Inference memory. At BF16, the full 25.2B parameters require approximately 50.4GB VRAM. Including the 550M vision encoder, it fits on a single A100 80GB or H100 80GB. Because the active-parameter design is 3.8B, throughput economics are more favorable than a dense 25B model.

Officially supported frameworks are Transformers, vLLM, SGLang, and Docker Model Runner. Twenty-six quantized variants are available.

# vLLM serving example
vllm serve google/diffusiongemma-26B-A4B-it \
  --dtype bfloat16 \
  --max-model-len 32768

Given the discrete diffusion architecture, verify vLLM version compatibility first. Some features optimized for standard AR models may not function correctly.
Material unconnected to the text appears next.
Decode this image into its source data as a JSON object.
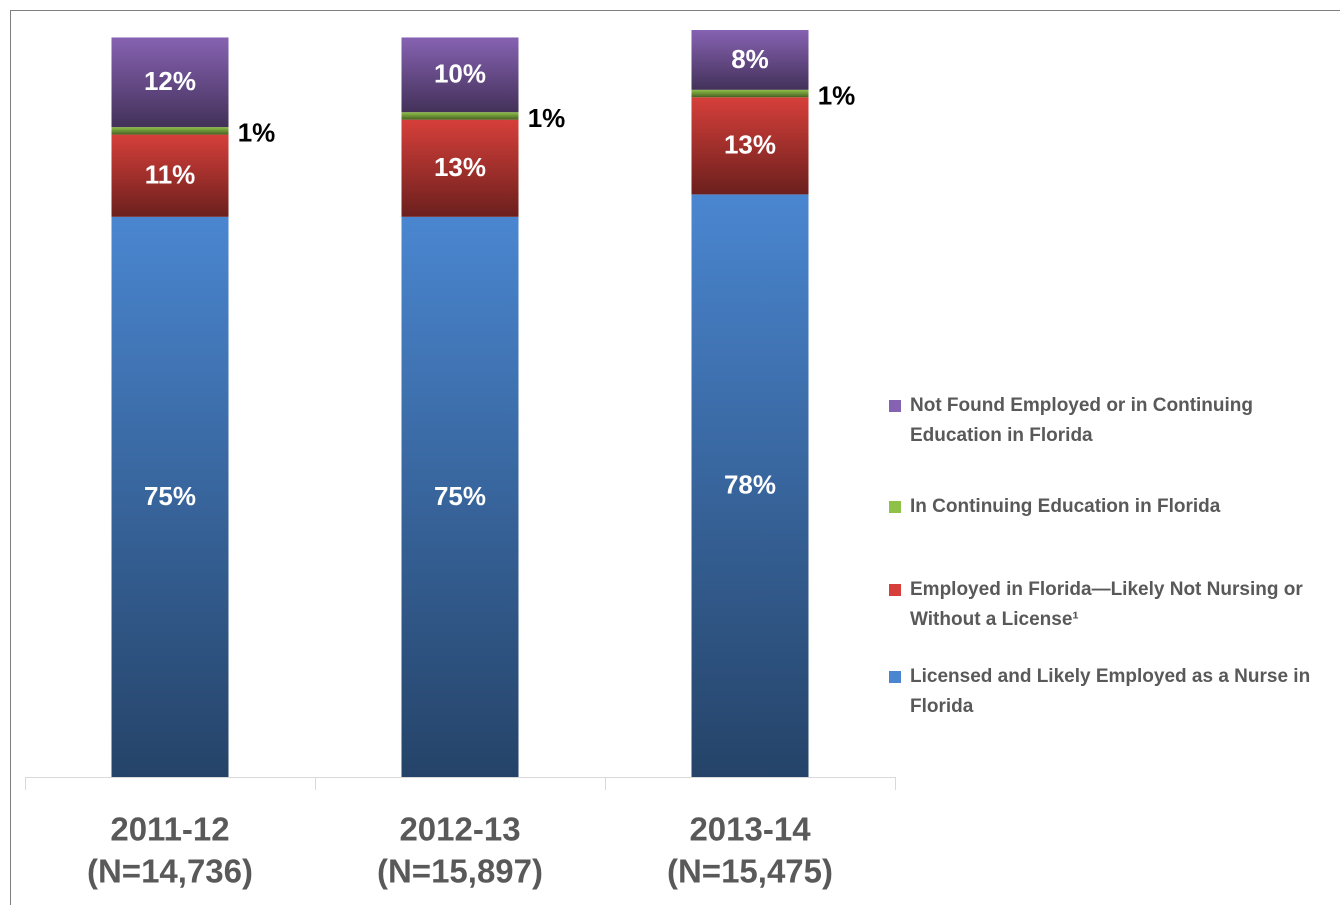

Thinking mode is configurable, and system prompts plus function calling are natively supported.

ThakiCloud Perspective

Experimental environment for diffusion LLM inference paradigm. DiffusionGemma is better suited for researching and experimenting with inference paradigms than for production workloads at this stage. On the ThakiCloud platform, a dedicated experimental Kueue WorkloadClass can be created to measure actual diffusion model throughput and quality side by side with autoregressive models. Gathering data on where discrete diffusion diverges from AR for specific task types is the right first step.

256K context and multimodal inputs. The 256K context window and image/video input support are useful for long-document comprehension and large codebase analysis tasks. The Apache-2.0 license places no restrictions on commercial use or derivative model development, which is an advantage when integrating on-premises.

The diffusion LLM ecosystem is not yet as mature as the autoregressive model ecosystem. Direct verification of serving framework support status for diffusion models, quantization effectiveness, and real-world deployment stability is still required.